98  Fourthly, the assessment of the respondents’ loss of profit may include consideration of the royalties otherwise payable under the Licence Agreement for the 12-month compensable period.  While it is true the respondents intended to exit the licensing business and to confine themselves thereafter to manufacturing and distribution, it is also true that the appellants frustrated that intention by continuing to use at least part of what was licensed.  The Referee may, therefore, as part of the assessment of the respondents’ loss of profit, consider whether all or a portion of the licence fees otherwise payable (which represented the parties’ own evaluation of the income stream attributable to the subject matter), should fairly be included in the calculation.

99  Fifthly, the Referee will have to keep in mind that the objective is a broadly equitable result.  Mathematical exactitude is neither required nor obtainable.  In United Horse-Shoe and Nail Co. v. Stewart (1888), 13 App. Cas. 401 (H.L.), Lord Watson, admittedly in a patent case, said, at p. 413, that estimating the loss to the plaintiff’s trade “must always be more or less matter of estimate, because it is impossible to ascertain, with arithmetical precision, what in the ordinary course of business would have been the amount of the [plaintiffs’] sales and profits”.  The Referee will have to operate by analogy with the principle expressed in Wood v. Grand Valley Railway Co. (1915), 51 S.C.R. 283, per Davies J., at p. 289:

It was clearly impossible under the facts of that case [Chaplin v. Hicks] to estimate with anything approaching to mathematical accuracy the damages sustained by the plaintiffs, but it seems to me to be clearly laid down there by the learned judges that such an impossibility cannot “relieve the wrongdoer of the necessity of paying damages for his breach of contract” and that on the other hand the tribunal to estimate them whether jury or judge must under such circumstances do “the best it can” and its conclusion will not be set aside even if the amount of the verdict is a matter of guess work. 

This principle was quoted and applied in Penvidic Contracting Co. v. International Nickel Co. of Canada, [1976] 1 S.C.R. 267, per Spence J., at pp. 279-80.  See also Apotex Fermentation Inc. v. Novopharm Ltd., supra, where the Manitoba Court of Appeal states, at p. 512:

Where injury has been suffered in a complex commercial setting, a “flexible and imaginative approach” to the assessment of the damages may be required.

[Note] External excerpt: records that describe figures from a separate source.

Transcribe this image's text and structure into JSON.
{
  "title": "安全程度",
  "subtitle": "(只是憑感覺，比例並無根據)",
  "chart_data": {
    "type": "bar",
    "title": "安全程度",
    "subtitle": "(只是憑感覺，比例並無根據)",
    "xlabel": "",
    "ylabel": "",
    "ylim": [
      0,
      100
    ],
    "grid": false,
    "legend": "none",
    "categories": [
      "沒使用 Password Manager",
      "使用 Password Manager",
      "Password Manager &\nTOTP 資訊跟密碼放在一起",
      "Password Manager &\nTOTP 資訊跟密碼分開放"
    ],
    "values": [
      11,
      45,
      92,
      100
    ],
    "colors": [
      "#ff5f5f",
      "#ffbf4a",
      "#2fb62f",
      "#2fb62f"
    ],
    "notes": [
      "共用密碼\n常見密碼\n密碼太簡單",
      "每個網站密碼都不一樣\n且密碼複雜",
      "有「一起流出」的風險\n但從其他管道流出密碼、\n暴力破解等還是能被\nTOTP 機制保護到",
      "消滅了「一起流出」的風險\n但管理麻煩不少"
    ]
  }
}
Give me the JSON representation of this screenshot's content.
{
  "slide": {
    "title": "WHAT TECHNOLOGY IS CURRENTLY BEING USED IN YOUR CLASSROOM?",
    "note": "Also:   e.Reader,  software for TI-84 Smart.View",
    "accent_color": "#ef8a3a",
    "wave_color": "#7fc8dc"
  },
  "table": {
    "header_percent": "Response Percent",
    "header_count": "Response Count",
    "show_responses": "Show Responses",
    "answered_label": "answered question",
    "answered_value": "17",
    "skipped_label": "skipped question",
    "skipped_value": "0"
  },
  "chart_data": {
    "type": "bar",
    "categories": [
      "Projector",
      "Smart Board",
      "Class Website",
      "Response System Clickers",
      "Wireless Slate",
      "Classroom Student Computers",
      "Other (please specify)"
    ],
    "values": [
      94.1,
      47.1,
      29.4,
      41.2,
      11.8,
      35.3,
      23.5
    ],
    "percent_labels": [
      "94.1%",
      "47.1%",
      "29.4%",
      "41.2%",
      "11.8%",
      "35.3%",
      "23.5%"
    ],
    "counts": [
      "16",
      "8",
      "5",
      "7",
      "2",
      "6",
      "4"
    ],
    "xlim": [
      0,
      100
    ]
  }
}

100  These considerations are not, of course, exhaustive.  I mention them because they arose out of the argument before us, and it is devoutly to be hoped that they may save the parties some time and money at the next stage of their 16-year long wrangle.

Disposition of the Appeal

101  The appeal is therefore allowed, with costs, and the Referee is directed to calculate the amount of compensation required to restore to the respondents what the respondents have lost as a result of the appellants’ breach of confidence.  The period of calculation, for the reasons given, is to be restricted to the 12-month period commencing April 15, 1983.  The award will carry pre-judgment interest from the dates of the losses, and post-judgment interest at table rates under the Court Order Interest Act, R.S.B.C. 1996, c. 79, will be used where applicable, or otherwise at two percent under banker’s prime.  Absent special circumstances, simple interest is the usual award ancillary to equitable remedies in British Columbia:  Canson Enterprises Ltd. v. Boughton & Co. (1992), 72 B.C.L.R. (2d) 207 (S.C.), at p. 229, aff’d (1995), 11 B.C.L.R. (3d) 262 (C.A.).  The appellants will have their costs in this Court.  In light of the history of divided success in the litigation, however, the respondents are still to have their costs in the Court of Appeal at Level 2, as ordered by that court, and the costs of the trial are to be referred to the trial court for disposition.